There are no legal specifications to define the sparkling sake category. Although exact production numbers are difficult to discern, the sector has been expanding as a whole in recent years, thanks in part to the drink’s popularity among younger and female drinkers. Most varieties are slightly cloudy, sweet and tangy with alcohol content below sake’s average 15 percent ABV — the sake world’s equivalent to wine coolers. The JAA, however, aims to show sparkling sake as a handcrafted beverage that can be appreciated by connoisseurs.
The most common way to make effervescent sake is to inject the liquid with carbon dioxide — a quick and cost-effective process that typically yields an aggressively fizzy drink. Other methods include keeping the tank at high pressure and low temperatures so that the carbon dioxide created during fermentation dissolves into the mash (a technique frequently used in beer making). Some producers add a small portion of the yeast-laden lees to the sake before bottling to induce secondary fermentation, mirroring Champagne production. Bottle fermentation imparts more complexity and finesse, resulting in brews with smaller bubbles and finer texture. Naturally, these premium varieties come with a heftier price tag, starting around ¥4,000 per 750-ml bottle.
The bubbles I sampled at the JAA tasting demonstrated an exciting range of styles — from Nagai Shuzo’s demure and mildly sweet Mizubasho Pure, to the richer, creamy-textured Shichiken Hoshinokagayaki from Yamanashi Meijo Brewing Company. Sorah, from Tottori Prefecture’s Chiyomusubi Shuzo, exhibited a distinct sake-like character, while Tenzan Sparkling from Tenzan Shuzo in Saga Prefecture (known for the Shichida brand) takes its cues from Champagne, with mouth-watering acidity that President Kensuke Shichida says “pairs with any kind of food.”
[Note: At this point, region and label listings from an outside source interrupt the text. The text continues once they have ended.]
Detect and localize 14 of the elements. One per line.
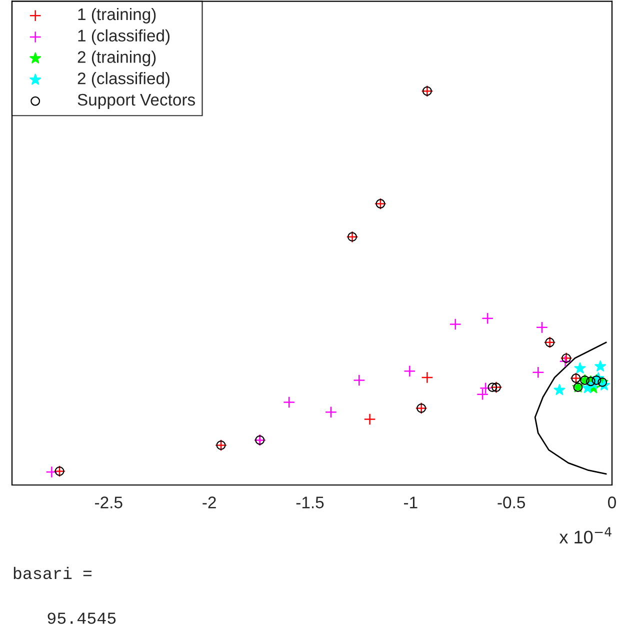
text: basari = (14, 566, 92, 580)
legend-label: 2 (classified) (78, 72, 170, 88)
x-tick-label: -1 (404, 496, 418, 508)
legend-label: 2 (training) (78, 50, 156, 66)
x-tick-label: 0 (608, 496, 616, 508)
legend-label: 1 (training) (78, 8, 156, 24)
x-tick-label: -2.5 (95, 496, 122, 508)
legend-label: Support Vectors (78, 94, 195, 109)
text: 95.4545 (48, 612, 116, 624)
text: x 10$^{−4}$ (559, 527, 612, 544)
legend-label: 1 (classified) (78, 29, 170, 45)
x-tick-label: -1.5 (296, 496, 324, 508)
x-tick-label: -0.5 (498, 496, 525, 508)
x-tick-label: -2 (202, 496, 216, 508)
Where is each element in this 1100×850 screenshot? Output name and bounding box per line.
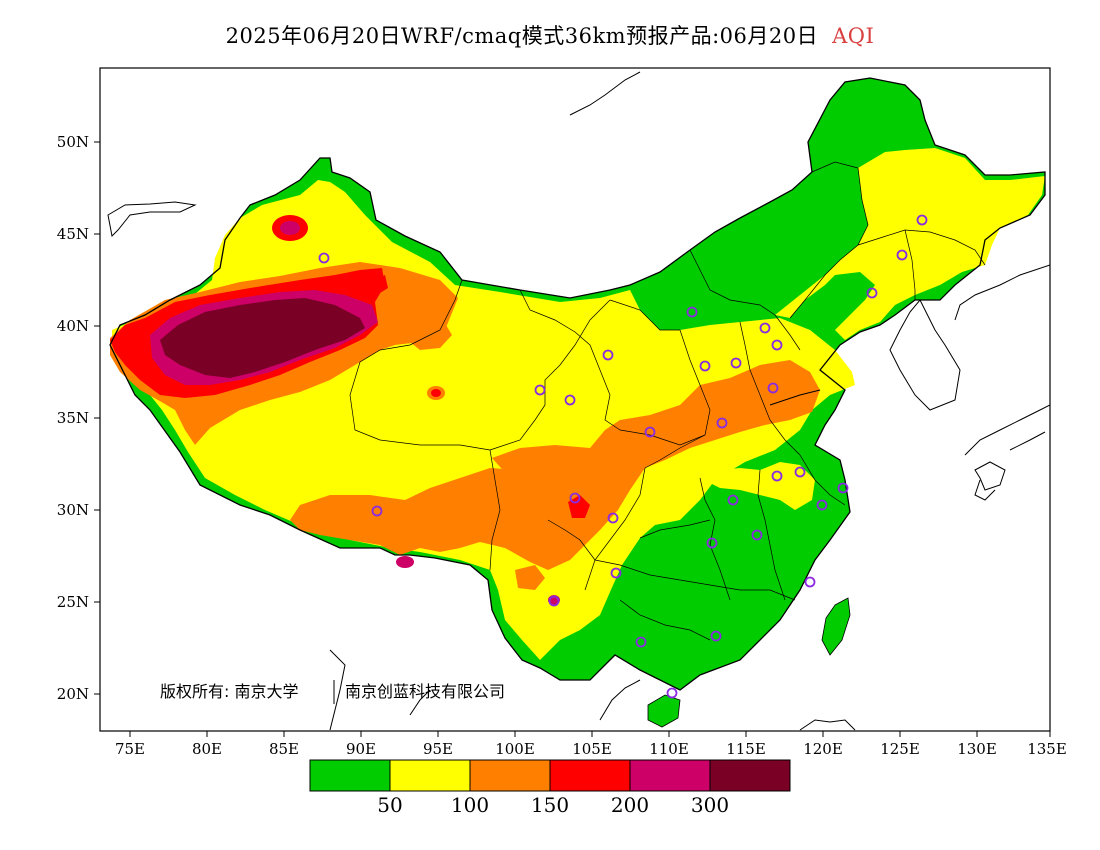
station-marker	[548, 595, 560, 607]
station-marker	[816, 499, 828, 511]
lat-label: 40N	[57, 317, 89, 335]
lat-label: 50N	[57, 133, 89, 151]
copyright-text-1: 版权所有: 南京大学	[160, 682, 298, 701]
aqi-region-orange-qinghai	[400, 302, 452, 350]
hainan-green	[647, 694, 681, 728]
lon-label: 85E	[269, 740, 299, 758]
lon-label: 100E	[495, 740, 535, 758]
colorbar-label: 300	[691, 793, 729, 817]
colorbar-label: 200	[611, 793, 649, 817]
station-marker	[371, 505, 383, 517]
colorbar-swatch	[389, 759, 471, 792]
station-marker	[710, 630, 722, 642]
station-marker	[751, 529, 763, 541]
lat-label: 25N	[57, 593, 89, 611]
colorbar-swatch	[549, 759, 631, 792]
lon-label: 80E	[192, 740, 222, 758]
hotspot-red-qaidam	[431, 389, 441, 397]
station-marker	[699, 360, 711, 372]
station-marker	[837, 482, 849, 494]
lat-label: 20N	[57, 685, 89, 703]
map-frame	[99, 67, 1051, 732]
lon-label: 125E	[880, 740, 920, 758]
station-marker	[706, 537, 718, 549]
taiwan-green	[821, 597, 851, 656]
title-main: 2025年06月20日WRF/cmaq模式36km预报产品:06月20日	[225, 24, 819, 48]
station-marker	[569, 492, 581, 504]
colorbar	[309, 759, 791, 792]
lon-label: 90E	[346, 740, 376, 758]
station-marker	[666, 687, 678, 699]
aqi-region-maroon	[160, 298, 365, 378]
copyright-text-2: 南京创蓝科技有限公司	[345, 682, 505, 701]
hotspot-magenta-karamay	[280, 221, 300, 235]
lon-label: 120E	[803, 740, 843, 758]
station-marker	[794, 466, 806, 478]
lon-label: 110E	[649, 740, 689, 758]
colorbar-label: 150	[531, 793, 569, 817]
station-marker	[607, 512, 619, 524]
title-variable: AQI	[832, 24, 875, 48]
station-marker	[602, 349, 614, 361]
lat-label: 45N	[57, 225, 89, 243]
station-marker	[866, 287, 878, 299]
lon-label: 95E	[423, 740, 453, 758]
lon-label: 105E	[572, 740, 612, 758]
map-area: 版权所有: 南京大学 南京创蓝科技有限公司	[107, 71, 1050, 731]
station-marker	[916, 214, 928, 226]
hotspot-magenta-south-tibet	[396, 556, 414, 568]
lon-label: 75E	[115, 740, 145, 758]
coastlines-outside	[107, 71, 1050, 731]
station-marker	[771, 339, 783, 351]
station-marker	[644, 426, 656, 438]
lat-label: 35N	[57, 409, 89, 427]
colorbar-swatch	[309, 759, 391, 792]
station-marker	[635, 636, 647, 648]
station-marker	[716, 417, 728, 429]
map-title: 2025年06月20日WRF/cmaq模式36km预报产品:06月20日 AQI	[0, 20, 1100, 50]
aqi-region-orange-tibet	[290, 468, 600, 570]
stations	[318, 214, 928, 699]
aqi-region-red-north	[352, 275, 388, 300]
lon-label: 135E	[1027, 740, 1067, 758]
lat-label: 30N	[57, 501, 89, 519]
station-marker	[759, 322, 771, 334]
colorbar-swatch	[709, 759, 791, 792]
station-marker	[730, 357, 742, 369]
station-marker	[534, 384, 546, 396]
station-marker	[610, 567, 622, 579]
colorbar-swatch	[629, 759, 711, 792]
colorbar-swatch	[469, 759, 551, 792]
colorbar-label: 50	[377, 793, 402, 817]
station-marker	[767, 382, 779, 394]
aqi-region-orange-sc	[515, 565, 545, 590]
aqi-region-red-sichuan	[568, 495, 590, 518]
station-marker	[804, 576, 816, 588]
lon-label: 115E	[726, 740, 766, 758]
china-border	[109, 77, 1046, 691]
lat-axis	[94, 141, 100, 695]
lon-axis	[129, 731, 1051, 737]
lon-label: 130E	[957, 740, 997, 758]
station-marker	[564, 394, 576, 406]
station-marker	[686, 306, 698, 318]
station-marker	[318, 252, 330, 264]
station-marker	[727, 494, 739, 506]
aqi-region-yellow-northeast	[775, 148, 1045, 340]
station-marker	[896, 249, 908, 261]
colorbar-label: 100	[451, 793, 489, 817]
station-marker	[771, 470, 783, 482]
aqi-region-yellow-se	[700, 462, 815, 510]
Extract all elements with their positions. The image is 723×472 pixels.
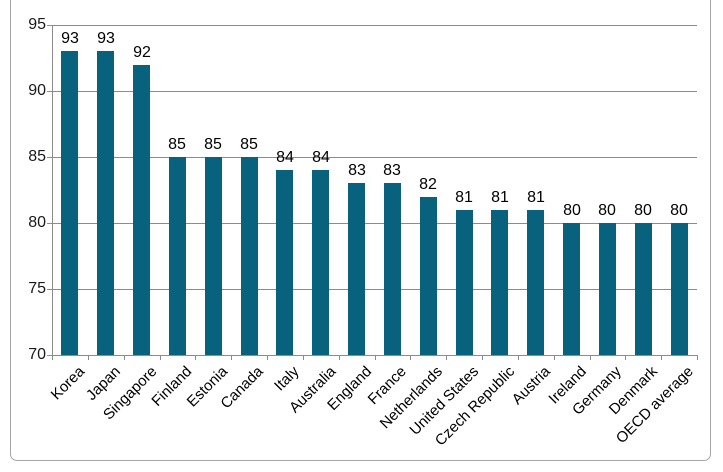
bar-oecd-average	[671, 223, 688, 355]
x-axis-tick	[52, 355, 53, 360]
gridline	[52, 289, 697, 290]
bar-germany	[599, 223, 616, 355]
x-axis-tick	[88, 355, 89, 360]
bar-value-label-finland: 85	[168, 136, 186, 153]
bar-value-label-england: 83	[348, 162, 366, 179]
bar-value-label-estonia: 85	[204, 136, 222, 153]
bar-value-label-italy: 84	[276, 149, 294, 166]
x-axis-tick	[375, 355, 376, 360]
bar-czech-republic	[491, 210, 508, 355]
y-axis-tick	[47, 289, 52, 290]
y-axis-tick	[47, 157, 52, 158]
y-axis-tick	[47, 91, 52, 92]
x-axis-tick	[661, 355, 662, 360]
x-axis-tick	[518, 355, 519, 360]
y-axis-tick-label: 80	[28, 214, 46, 231]
bar-france	[384, 183, 401, 355]
bar-australia	[312, 170, 329, 355]
bar-singapore	[133, 65, 150, 355]
bar-value-label-czech-republic: 81	[491, 189, 509, 206]
bar-value-label-japan: 93	[97, 30, 115, 47]
bar-united-states	[456, 210, 473, 355]
bar-denmark	[635, 223, 652, 355]
y-axis-tick-label: 70	[28, 346, 46, 363]
bar-value-label-austria: 81	[527, 189, 545, 206]
x-axis-tick	[590, 355, 591, 360]
bar-value-label-united-states: 81	[455, 189, 473, 206]
x-axis-tick	[697, 355, 698, 360]
x-axis-tick	[482, 355, 483, 360]
bar-canada	[241, 157, 258, 355]
gridline	[52, 223, 697, 224]
x-axis-label-korea: Korea	[47, 363, 89, 404]
y-axis-tick-label: 75	[28, 280, 46, 297]
x-axis-tick	[303, 355, 304, 360]
bar-estonia	[205, 157, 222, 355]
gridline	[52, 25, 697, 26]
bar-austria	[527, 210, 544, 355]
bar-japan	[97, 51, 114, 355]
bar-finland	[169, 157, 186, 355]
bar-value-label-netherlands: 82	[419, 176, 437, 193]
x-axis-tick	[195, 355, 196, 360]
x-axis-tick	[160, 355, 161, 360]
y-axis-tick	[47, 355, 52, 356]
x-axis-label-italy: Italy	[271, 363, 304, 395]
bar-value-label-germany: 80	[598, 202, 616, 219]
gridline	[52, 157, 697, 158]
y-axis-tick-label: 85	[28, 148, 46, 165]
bar-value-label-ireland: 80	[563, 202, 581, 219]
bar-value-label-canada: 85	[240, 136, 258, 153]
bar-england	[348, 183, 365, 355]
x-axis-tick	[124, 355, 125, 360]
y-axis-line	[52, 25, 53, 360]
bar-korea	[61, 51, 78, 355]
x-axis-tick	[554, 355, 555, 360]
bar-value-label-korea: 93	[61, 30, 79, 47]
x-axis-tick	[410, 355, 411, 360]
x-axis-tick	[339, 355, 340, 360]
bar-value-label-france: 83	[383, 162, 401, 179]
bar-netherlands	[420, 197, 437, 355]
bar-italy	[276, 170, 293, 355]
bar-value-label-australia: 84	[312, 149, 330, 166]
y-axis-tick-label: 95	[28, 16, 46, 33]
x-axis-tick	[625, 355, 626, 360]
y-axis-tick-label: 90	[28, 82, 46, 99]
bar-value-label-oecd-average: 80	[670, 202, 688, 219]
x-axis-tick	[267, 355, 268, 360]
x-axis-label-austria: Austria	[508, 363, 555, 409]
gridline	[52, 355, 697, 356]
y-axis-tick	[47, 223, 52, 224]
x-axis-tick	[446, 355, 447, 360]
bar-value-label-singapore: 92	[133, 44, 151, 61]
y-axis-tick	[47, 25, 52, 26]
x-axis-tick	[231, 355, 232, 360]
bar-ireland	[563, 223, 580, 355]
bar-value-label-denmark: 80	[634, 202, 652, 219]
gridline	[52, 91, 697, 92]
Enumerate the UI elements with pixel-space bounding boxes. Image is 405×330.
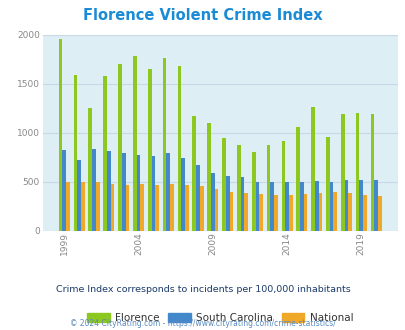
Bar [136, 155, 140, 231]
Bar [111, 184, 114, 231]
Bar [266, 145, 270, 231]
Bar [140, 184, 144, 231]
Bar [340, 114, 344, 231]
Bar [211, 173, 214, 231]
Bar [370, 114, 373, 231]
Bar [207, 123, 211, 231]
Bar [214, 189, 218, 231]
Bar [59, 39, 62, 231]
Bar [125, 185, 129, 231]
Bar [73, 75, 77, 231]
Bar [133, 56, 136, 231]
Bar [333, 192, 337, 231]
Bar [270, 182, 273, 231]
Bar [107, 151, 111, 231]
Bar [377, 196, 381, 231]
Bar [147, 69, 151, 231]
Bar [81, 182, 85, 231]
Bar [229, 192, 233, 231]
Bar [325, 137, 329, 231]
Bar [192, 116, 196, 231]
Bar [166, 153, 170, 231]
Bar [311, 107, 314, 231]
Bar [118, 64, 122, 231]
Bar [170, 184, 173, 231]
Bar [329, 182, 333, 231]
Bar [362, 195, 366, 231]
Bar [373, 180, 377, 231]
Bar [251, 152, 255, 231]
Bar [162, 58, 166, 231]
Text: Florence Violent Crime Index: Florence Violent Crime Index [83, 8, 322, 23]
Bar [151, 156, 155, 231]
Bar [237, 145, 240, 231]
Bar [285, 182, 288, 231]
Legend: Florence, South Carolina, National: Florence, South Carolina, National [85, 311, 354, 325]
Bar [66, 182, 70, 231]
Bar [96, 182, 99, 231]
Bar [62, 150, 66, 231]
Bar [103, 76, 107, 231]
Bar [196, 165, 199, 231]
Bar [199, 186, 203, 231]
Bar [273, 195, 277, 231]
Text: Crime Index corresponds to incidents per 100,000 inhabitants: Crime Index corresponds to incidents per… [55, 285, 350, 294]
Bar [88, 108, 92, 231]
Bar [255, 182, 259, 231]
Bar [155, 185, 159, 231]
Bar [177, 66, 181, 231]
Bar [122, 153, 125, 231]
Bar [259, 194, 262, 231]
Bar [299, 182, 303, 231]
Bar [225, 176, 229, 231]
Bar [222, 138, 225, 231]
Bar [347, 193, 351, 231]
Bar [355, 113, 358, 231]
Bar [288, 195, 292, 231]
Bar [77, 160, 81, 231]
Bar [358, 180, 362, 231]
Bar [181, 158, 185, 231]
Bar [303, 194, 307, 231]
Text: © 2024 CityRating.com - https://www.cityrating.com/crime-statistics/: © 2024 CityRating.com - https://www.city… [70, 319, 335, 328]
Bar [240, 177, 244, 231]
Bar [314, 181, 318, 231]
Bar [296, 127, 299, 231]
Bar [92, 148, 96, 231]
Bar [318, 193, 322, 231]
Bar [244, 193, 247, 231]
Bar [185, 185, 188, 231]
Bar [281, 141, 285, 231]
Bar [344, 180, 347, 231]
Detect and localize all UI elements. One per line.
An intriguing new release made with local rice and yeast from Akita Seishu Brewing Company, Dewatsuru Ashitahe delivers berry flavors on the palate, a smooth mouthfeel and a dry finish.
Some of the brews are still in the developmental stages, but the potential is clearly there. I won’t be giving up Champagne any time in the near future, but I will be keeping a close eye on the sparkling sake sector.